Arbeiten im Ausland – natürlich am Liebsten am Palmenstrand mit wenigen Arbeitsstunden für viel Geld – wer träumt nicht ab und an davon? Hier wird beleuchtet, in welchen Ländern sich ein Auslandsaufenthalt für Gastronomen lohnen könnte. Diesmal – Australien.


Wie bereits an verschiedenen Stellen offenbar wurde, ist Australien schon länger ein ganz heißes Eisen der internationalen Barszene. Experimentierfreude und hohe Qualitätsstandards treffen auf Millionen trinkfreudige Gäste mit Sinn für gutes Essen und Getränke. Hinzu kommt ein, besonders in nordeuropäischen Breiten berühmtes, immersommerliches Klima und strandverwöhnte Städte. Doch eigentlich eine traumhafte Verbindung, um mal ein Jahr der wolkenverhangenen, miesmuffeligen Deutschmeierei zu entkommen, oder?
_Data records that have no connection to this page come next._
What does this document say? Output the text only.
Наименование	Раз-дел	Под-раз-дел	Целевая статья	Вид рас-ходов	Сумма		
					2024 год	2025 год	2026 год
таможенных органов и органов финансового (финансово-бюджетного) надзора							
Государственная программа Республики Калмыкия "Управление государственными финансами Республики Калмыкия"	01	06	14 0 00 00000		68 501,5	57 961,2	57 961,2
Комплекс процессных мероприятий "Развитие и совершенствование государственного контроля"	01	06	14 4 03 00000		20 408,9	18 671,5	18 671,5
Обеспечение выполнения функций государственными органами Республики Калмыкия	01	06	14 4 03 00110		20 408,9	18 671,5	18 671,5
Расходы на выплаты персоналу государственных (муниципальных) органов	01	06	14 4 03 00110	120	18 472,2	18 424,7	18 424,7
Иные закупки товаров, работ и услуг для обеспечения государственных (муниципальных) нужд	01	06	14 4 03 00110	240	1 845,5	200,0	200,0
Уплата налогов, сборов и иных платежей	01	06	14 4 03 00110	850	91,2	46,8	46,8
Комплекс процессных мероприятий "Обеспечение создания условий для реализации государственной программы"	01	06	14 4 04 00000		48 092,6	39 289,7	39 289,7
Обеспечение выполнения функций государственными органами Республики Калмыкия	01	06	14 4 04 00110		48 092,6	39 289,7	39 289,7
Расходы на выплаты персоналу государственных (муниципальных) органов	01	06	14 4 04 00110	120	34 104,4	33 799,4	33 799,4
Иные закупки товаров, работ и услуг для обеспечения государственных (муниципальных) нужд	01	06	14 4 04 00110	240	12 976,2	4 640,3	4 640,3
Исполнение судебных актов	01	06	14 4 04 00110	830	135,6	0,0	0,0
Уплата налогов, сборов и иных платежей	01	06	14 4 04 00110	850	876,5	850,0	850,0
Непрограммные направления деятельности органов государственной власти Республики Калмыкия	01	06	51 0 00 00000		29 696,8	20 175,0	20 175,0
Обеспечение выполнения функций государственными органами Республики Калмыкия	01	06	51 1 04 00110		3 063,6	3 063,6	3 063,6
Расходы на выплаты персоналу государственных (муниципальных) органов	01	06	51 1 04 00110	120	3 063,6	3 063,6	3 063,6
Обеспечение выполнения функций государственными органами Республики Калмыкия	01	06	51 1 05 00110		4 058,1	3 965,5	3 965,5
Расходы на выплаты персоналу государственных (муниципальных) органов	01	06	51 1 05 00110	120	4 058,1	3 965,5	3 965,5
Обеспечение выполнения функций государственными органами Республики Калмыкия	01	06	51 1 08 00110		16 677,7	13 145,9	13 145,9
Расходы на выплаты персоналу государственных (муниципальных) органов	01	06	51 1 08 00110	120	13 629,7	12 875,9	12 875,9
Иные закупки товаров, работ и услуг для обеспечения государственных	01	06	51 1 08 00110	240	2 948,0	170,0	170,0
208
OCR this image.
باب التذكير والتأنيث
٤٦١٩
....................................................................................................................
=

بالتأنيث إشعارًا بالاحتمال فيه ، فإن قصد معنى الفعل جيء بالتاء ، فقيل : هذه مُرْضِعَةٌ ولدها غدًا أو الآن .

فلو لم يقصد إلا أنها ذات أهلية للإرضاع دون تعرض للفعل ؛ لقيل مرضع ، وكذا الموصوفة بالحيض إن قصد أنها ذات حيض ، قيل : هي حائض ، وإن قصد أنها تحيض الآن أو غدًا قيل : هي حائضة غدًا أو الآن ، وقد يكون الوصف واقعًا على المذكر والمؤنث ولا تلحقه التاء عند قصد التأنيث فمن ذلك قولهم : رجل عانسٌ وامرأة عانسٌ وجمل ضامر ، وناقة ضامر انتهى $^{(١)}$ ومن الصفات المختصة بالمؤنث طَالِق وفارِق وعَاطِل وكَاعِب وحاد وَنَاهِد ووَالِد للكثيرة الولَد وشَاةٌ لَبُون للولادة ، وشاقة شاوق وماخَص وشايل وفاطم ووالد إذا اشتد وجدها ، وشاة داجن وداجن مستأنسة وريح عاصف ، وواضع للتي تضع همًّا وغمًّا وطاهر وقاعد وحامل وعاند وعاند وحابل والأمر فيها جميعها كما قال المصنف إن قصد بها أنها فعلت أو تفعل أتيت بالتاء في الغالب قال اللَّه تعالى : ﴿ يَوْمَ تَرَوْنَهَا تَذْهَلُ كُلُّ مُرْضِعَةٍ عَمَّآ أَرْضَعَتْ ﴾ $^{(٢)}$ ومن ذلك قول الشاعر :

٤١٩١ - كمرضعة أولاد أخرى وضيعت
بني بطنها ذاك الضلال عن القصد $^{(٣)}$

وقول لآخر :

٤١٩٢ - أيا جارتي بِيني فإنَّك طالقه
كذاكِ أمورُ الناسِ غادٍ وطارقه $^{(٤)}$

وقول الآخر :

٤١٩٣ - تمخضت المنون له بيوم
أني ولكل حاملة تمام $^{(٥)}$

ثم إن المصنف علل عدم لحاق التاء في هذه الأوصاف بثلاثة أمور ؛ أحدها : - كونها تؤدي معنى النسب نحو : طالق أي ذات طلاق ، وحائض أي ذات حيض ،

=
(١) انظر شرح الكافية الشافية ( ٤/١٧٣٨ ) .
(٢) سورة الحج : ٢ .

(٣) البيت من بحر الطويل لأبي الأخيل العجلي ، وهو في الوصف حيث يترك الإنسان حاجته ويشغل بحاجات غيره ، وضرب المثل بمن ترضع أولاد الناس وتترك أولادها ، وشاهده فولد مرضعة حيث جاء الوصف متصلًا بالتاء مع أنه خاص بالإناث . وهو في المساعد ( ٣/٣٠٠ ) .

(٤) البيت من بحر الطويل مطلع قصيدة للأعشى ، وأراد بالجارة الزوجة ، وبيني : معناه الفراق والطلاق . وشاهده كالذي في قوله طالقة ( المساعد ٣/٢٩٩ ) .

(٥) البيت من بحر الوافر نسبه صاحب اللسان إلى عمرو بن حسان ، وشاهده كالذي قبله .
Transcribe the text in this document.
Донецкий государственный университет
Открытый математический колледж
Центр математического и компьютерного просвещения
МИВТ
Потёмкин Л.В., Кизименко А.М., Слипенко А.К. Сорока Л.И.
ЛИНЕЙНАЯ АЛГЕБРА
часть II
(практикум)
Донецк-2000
Tatsächlich sind Australiens Bars ein Labor für allerlei Einflüsse, Spirituosen, Arbeitstechniken und –standards. Auf wunderbar leichte und beschwingte Art wird hier das hochtrabende Wort „Mixologie“ auf ganz unakademische Weise in jedermanns Glas gegossen. Keine hochnäsigen Trinkvorträge trüben das Kost- und Trinkgelage. Die Gäste danken es einem mit Interesse, Trinkfreude und Genuss. Die Barszene ist auf sehr hohem Niveau, der Experimentier- und Recherchierwille vieler Protagonisten ist unerschöpflich und fördert wöchentlich neue Techniken, Rezepte, Zutaten und Bars zu Tage. Welche nicht nur die beiden Metropolen Sydney und Melbourne, sondern eben auch Adelaide, Brisbane und besonders Perth mit einer unglaublich reichhaltigen Barszene ausstatten, in denen auch internationales Talent gerne eingestellt wird. Diese Aspekte alleine sollten für schon genügen, über ein Engagement in Down Under nachzudenken.


Schuld ist der Bartender


Auf dem sechsten Kontinent ist das Trinken nicht nur ein wichtiger Teil des Lebens, sondern irgendwie zu einem eigenem Lebensstil geworden. Dies ist für Bars und Bartender allenthalben begrüßenswert.  Allerdings müssen auch die Grenzen des genussvollen Trinkens erkannt werden. Und hier liegt wohl der größte Unterschied für jeden europäischen Bartender: der juristische. Denn Australien hat ein von öffentlicher Hand überaus stark reguliertes Alkoholausschanksystem. Im ganzen Land muss jedes einzelne, Spirituosen enthaltende Getränk ganz klare Richtlinien einhalten. Auch haften Alkohol Ausschenkende (Bartender, Kellner, Manager, Barbesitzer und sogar Runner) nicht nur für Unfälle innerhalb der Bar aufgrund von übermäßigem Konsum, sondern auch außerhalb davon. So gibt es Geschichten von Barbesitzern oder Bartendern, die verklagt und schuldig gesprochen wurden, weil ihre Gäste an Alkoholvergiftung oder beim Überqueren einer Straße auf dem Nachhauseweg zu Schaden kamen. All diese Regularien dienen der Eindämmung der … nun, „euphorischen Trinkfreude“ der Australier, welche einen des Öfteren an 16-Jährige Jugendliche in unseren Breiten erinnert.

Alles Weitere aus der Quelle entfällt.